In 1962 he became a consultant paediatrician to Wellington Hospital, and in 1975 was honoured by his appointment as the first professor of paediatrics and child health at the Wellington School of Medicine. During his 17 years’ tenure, in addition to routine academic commitments, he worked tirelessly to create a new paediatric department to replace the 1912 children’s hospital. His scheme included parents’ accommodation and this brought him into conflict with his adult counterparts, as well as the Health Minister, who perceived paediatrics as merely the treatment of sick children, ignoring the importance of family welfare. However, his dogged determination ultimately prevailed, and the new unit was formally opened in 1988.

Despite his onerous work schedule he served for six years as chairman of the specialist advisory committee in paediatrics of the Royal Australasian College of Physicians, and was elected president of the Paediatric Society of New Zealand in 1978. He also continued to serve part-time in the Royal New Zealand Medical Corps, rising to the rank of colonel and becoming an honorary aide-de-camp to the Governor General, Bernard Fergusson, in 1969. He represented his country at a WHO conference in Manila in 1978 and led an official paediatric delegation to the People’s Republic of China in 1981.

Jeff was a humble man, immensely popular with both senior and junior colleagues. As a resident assistant physician at Great Ormond Street he had responsibility for a 10-bed gastroenteritis unit, under the late Bernard Schlesinger [Munk’s Roll, Vol.VIII, p.441], and he was often seen ‘rescuing’ a hapless house physician struggling to insert a needle into a dehydrated infant’s scalp vein, but without ever a hint of humiliation. He was a disciplinarian, for whom unpunctuality was anathema. He was deeply concerned by the prevalence of child abuse and neglect, and the willingness of society to turn a blind eye to it. Even as a registrar he flagged up his anger by refusing to sign a death certificate for a child whose death was unexplained – an act vindicated by an autopsy, which revealed fractured ribs and a head injury.

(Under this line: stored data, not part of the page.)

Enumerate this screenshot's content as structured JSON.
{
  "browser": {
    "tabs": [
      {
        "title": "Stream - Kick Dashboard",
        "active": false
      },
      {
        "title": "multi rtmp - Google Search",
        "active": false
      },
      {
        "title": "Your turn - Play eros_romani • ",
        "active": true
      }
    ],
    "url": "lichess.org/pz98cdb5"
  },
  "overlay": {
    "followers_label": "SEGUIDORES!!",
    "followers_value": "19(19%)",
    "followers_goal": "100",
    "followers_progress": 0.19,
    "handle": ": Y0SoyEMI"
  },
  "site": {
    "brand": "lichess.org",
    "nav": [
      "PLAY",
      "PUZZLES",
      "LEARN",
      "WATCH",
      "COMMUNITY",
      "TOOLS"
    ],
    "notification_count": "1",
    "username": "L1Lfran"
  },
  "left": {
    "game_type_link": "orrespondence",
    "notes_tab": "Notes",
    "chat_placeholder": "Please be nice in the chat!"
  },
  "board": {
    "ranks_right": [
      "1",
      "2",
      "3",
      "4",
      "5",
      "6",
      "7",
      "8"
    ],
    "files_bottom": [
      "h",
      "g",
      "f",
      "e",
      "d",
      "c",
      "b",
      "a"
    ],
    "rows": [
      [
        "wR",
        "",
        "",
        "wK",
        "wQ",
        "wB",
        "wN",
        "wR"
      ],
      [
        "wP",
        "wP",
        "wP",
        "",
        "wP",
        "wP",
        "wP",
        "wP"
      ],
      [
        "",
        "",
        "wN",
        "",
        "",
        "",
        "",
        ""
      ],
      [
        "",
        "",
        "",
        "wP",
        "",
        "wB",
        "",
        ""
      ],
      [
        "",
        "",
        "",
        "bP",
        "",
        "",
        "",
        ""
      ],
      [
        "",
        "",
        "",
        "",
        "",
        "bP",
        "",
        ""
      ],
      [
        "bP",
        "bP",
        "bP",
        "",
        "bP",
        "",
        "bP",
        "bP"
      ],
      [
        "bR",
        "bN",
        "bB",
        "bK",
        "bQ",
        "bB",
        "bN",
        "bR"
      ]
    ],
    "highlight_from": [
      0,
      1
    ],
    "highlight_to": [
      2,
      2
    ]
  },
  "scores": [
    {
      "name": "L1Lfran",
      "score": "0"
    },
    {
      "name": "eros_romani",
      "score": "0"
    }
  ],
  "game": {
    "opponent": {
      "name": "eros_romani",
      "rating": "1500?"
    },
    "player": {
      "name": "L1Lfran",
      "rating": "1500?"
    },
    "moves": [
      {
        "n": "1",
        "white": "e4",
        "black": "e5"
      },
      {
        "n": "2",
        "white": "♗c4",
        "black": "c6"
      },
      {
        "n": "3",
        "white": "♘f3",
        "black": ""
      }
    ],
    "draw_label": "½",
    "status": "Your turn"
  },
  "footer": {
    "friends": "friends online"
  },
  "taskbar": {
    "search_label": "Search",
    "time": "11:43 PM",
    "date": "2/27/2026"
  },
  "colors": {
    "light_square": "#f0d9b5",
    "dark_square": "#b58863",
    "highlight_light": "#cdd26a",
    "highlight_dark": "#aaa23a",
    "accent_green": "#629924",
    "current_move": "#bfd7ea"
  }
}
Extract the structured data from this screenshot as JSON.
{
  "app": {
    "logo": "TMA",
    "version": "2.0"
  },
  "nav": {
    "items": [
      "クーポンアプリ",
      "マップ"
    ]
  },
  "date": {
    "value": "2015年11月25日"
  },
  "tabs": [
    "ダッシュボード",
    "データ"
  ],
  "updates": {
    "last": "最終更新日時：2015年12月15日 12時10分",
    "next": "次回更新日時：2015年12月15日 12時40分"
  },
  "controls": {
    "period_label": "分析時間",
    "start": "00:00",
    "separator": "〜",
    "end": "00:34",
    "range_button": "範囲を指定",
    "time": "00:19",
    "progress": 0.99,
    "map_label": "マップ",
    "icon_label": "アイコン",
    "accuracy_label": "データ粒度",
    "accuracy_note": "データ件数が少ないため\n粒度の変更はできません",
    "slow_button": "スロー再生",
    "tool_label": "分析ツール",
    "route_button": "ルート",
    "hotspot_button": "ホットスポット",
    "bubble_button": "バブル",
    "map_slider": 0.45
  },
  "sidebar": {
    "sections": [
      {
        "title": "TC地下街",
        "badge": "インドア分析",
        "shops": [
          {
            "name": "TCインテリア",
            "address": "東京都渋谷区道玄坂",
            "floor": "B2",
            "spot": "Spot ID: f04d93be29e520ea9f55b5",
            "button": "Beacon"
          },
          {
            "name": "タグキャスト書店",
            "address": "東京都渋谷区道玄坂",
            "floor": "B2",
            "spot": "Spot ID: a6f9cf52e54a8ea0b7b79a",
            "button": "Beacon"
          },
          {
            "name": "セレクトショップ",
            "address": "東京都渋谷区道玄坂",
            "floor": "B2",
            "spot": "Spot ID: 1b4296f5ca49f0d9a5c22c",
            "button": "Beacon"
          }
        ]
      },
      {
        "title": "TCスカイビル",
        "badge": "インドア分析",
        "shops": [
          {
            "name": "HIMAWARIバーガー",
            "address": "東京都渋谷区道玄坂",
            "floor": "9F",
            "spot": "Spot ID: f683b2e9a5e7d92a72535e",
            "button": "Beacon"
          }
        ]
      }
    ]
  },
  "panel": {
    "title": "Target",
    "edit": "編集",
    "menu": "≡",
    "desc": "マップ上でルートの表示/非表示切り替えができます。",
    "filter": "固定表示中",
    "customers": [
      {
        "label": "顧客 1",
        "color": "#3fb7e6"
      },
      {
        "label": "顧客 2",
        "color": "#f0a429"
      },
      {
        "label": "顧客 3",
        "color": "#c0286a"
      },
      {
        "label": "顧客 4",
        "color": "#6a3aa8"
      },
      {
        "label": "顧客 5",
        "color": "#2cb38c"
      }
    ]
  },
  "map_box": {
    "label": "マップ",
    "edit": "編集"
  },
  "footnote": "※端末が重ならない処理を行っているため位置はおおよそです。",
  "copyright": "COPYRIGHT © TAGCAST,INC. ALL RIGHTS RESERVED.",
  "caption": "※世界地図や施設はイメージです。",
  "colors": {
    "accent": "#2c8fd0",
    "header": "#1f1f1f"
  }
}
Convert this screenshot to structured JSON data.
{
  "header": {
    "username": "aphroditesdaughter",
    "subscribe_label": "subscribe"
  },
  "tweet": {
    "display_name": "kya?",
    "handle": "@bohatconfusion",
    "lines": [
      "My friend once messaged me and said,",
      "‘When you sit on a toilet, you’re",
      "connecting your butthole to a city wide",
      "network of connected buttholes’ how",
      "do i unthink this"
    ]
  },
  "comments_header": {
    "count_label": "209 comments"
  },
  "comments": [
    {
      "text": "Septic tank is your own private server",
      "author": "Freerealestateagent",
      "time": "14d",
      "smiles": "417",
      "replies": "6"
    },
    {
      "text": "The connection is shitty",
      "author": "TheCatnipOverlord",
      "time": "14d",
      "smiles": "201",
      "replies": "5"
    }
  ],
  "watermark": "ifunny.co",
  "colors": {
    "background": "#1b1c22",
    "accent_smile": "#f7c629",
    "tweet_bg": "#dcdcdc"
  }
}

In his retirement, true to his nature, Jeff continued to teach medical students part-time, and was the New Zealand adviser in paediatrics to the Medical Protection Society. He continued gardening and playing golf, for which he had earned a university blue. He took up watercolour painting as well as the study of geology, proudly obtaining a BSc in 1995.

Above all, Jeff was a family man. He and his wife Patricia Ann née Coates, known as ‘Ann’, a consultant anaesthetist, gave hospitality without ostentation and with heartfelt welcome. They had three daughters (Margaret Ann, Elizabeth Catherine and Patricia Steuart) and a son (Henry Charles). They were devastated by the tragic loss of two of their daughters in 1994 – the first (Elizabeth – ‘Liz’) following a prolonged bout of depression and the second (Patricia – ‘Trish’) from a diving accident. Sadly Jeff developed prostatic carcinoma, complicated by bony secondaries. He bore the unrelenting pain of his final illness with fortitude, supported by his family and cared for with total devotion by Ann, who survived him, together with their remaining daughter and son, and seven grandchildren.